By: Mark Walker, associate vice president of Sub-Saharan Africa at International Data Corporation (IDC)
Search for security on Google. The engine will autofill with – security is like oxygen and security is like an onion. Both are true. Security is the oxygen that keeps the business alive. Without it there is the risk of breach, reputational loss, and failure. It is also, like the onion, multi-layered and complex enough to make even the sturdiest of Chief Information Security Officer’s (CISO) cry. Today, security isn’t at the beginning of the end as solutions relentlessly refine their capabilities and reach. It is at the end of the beginning. Technology is relentlessly evolving through digital transformation, the third platform, and the Fourth Industrial Revolution. Never before have industry and business been more reliant on technology. It has also never been more important to put security on the ground floor instead of loosely bolted on top.

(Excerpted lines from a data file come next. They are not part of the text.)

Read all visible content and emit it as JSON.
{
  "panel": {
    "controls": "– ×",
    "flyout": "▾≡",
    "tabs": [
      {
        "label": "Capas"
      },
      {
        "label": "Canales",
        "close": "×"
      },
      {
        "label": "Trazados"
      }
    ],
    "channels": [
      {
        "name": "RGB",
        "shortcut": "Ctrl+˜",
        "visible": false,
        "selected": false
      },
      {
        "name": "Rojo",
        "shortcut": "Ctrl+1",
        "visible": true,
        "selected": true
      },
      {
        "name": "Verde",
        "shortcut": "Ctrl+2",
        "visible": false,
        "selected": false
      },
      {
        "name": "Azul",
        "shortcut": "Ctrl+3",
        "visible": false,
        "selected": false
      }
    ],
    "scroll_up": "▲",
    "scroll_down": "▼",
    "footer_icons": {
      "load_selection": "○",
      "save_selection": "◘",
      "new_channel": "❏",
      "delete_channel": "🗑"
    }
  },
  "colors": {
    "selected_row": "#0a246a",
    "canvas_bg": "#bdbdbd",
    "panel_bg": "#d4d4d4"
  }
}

Most South African companies are serious about digital transformation and yet only 9% of South African CIOs believe that cybersecurity and privacy technology are vitally important to a digital transformation strategy. This is a concern. Security should be the bedrock for digital transformation – if systems are taught the wrong things at the start, the issues scale rapidly. This is particularly true within the scope of the Internet of Things where machine learning, artificial intelligence (AI) and the algorithms that power them must start out with security at their core. A misstep at the start could create a potentially critical security weakness further down the line.
Security is under inordinate pressure to perform and protect while always remaining behind innovation and the demand for agility. IT decision makers must balance the need to drive innovation, monetise data, manage user expectations and enhance agility while simultaneously ensuring that governance, risk, and compliance (GRC) mandates are met. IDC’s research has found that 37% of CISOs are battling with this balancing act. They must align the business’ need for growth alongside both security and regulatory demands – they’re all looking for the digital cure to the GRC and security migraine.
There has been a collateral rise in spending on security and data management, particularly as the ramifications of POPIA and GDPR become more apparent. However, it is highly likely that real compliance across all fronts will only occur when a globally impactful incident kicks everyone into gear. The problem is that security is a complex web of intricate solutions on its own and this is made even more complicated by the influx of local and global security standards and guidelines. NESA, NIST, ISO 27001/18/31/35, ISO 22301/NCEMA 7000, CSA-STAR, PCIODSS, HIPPA, GDRP, Basel III, MiFiD, DESC, ADSEC, CITC – these are just some of the codes that rest on security’s plate.
And whoever oversees IT security is liable if none of the right steps are taken or if security is breached.
There is an urgent need to minimise and mitigate risk, to address these challenges and to overcome some of the hurdles that are facing both organisations and security teams. IDC found that 51% of organisations are finding it difficult to locate skilled IT security personnel, 49% lack enough IT budget, and 36% feel that employee adherence to policies is a threat. These challenges are further compounded by limited access to up to date threats (40%), lack of mature security policies (31%) and limited compliance with regulations (24%).
Security can no longer be built in a vacuum. The organisation must partner with vendors to craft solutions that map back to specific challenges that pertain to industry, sector and internal structure. The days of plugging in some security and handing over a phone number to call when it all goes wrong have passed. Internally, there needs to be a clear line of sight as to who leads digital transformation. The power has gradually left the IT department and headed into a line of business. Employees use credit cards to spin up servers and run workloads that IT hasn’t heard of, and often never will until there’s a breach. The technology hand is losing sight of what the business hand is doing with technology and this presents significant risk unless a clear line of sight is established at the outset.
IDC surveyed organizations to establish exactly who should lead digital transformation. The results found that 75% believed it should be a joint activity between the line of business and IT, but 16% believe it should be led by the business and 8% that IT should lead the way. The right approach is the one where both IT and the business work together, collaborating on projects and digital initiatives from the outset. Early on is essential to security success.
Fortunately, line of business has started to rethink its views on security. In an IDC survey from five years ago, only 2% believed that it was a priority. Today the number has risen to 33%. Breaches like those at Ster-Kinekor and Liberty are waking up the industry, especially as they realise that jail and corporate collapse sit on the lack of compliance horizon. Now is the time for the organization to ensure it is covered and to be able to say with confidence that the steps have been taken towards a truly vivacious security posture. The alternative is unthinkable.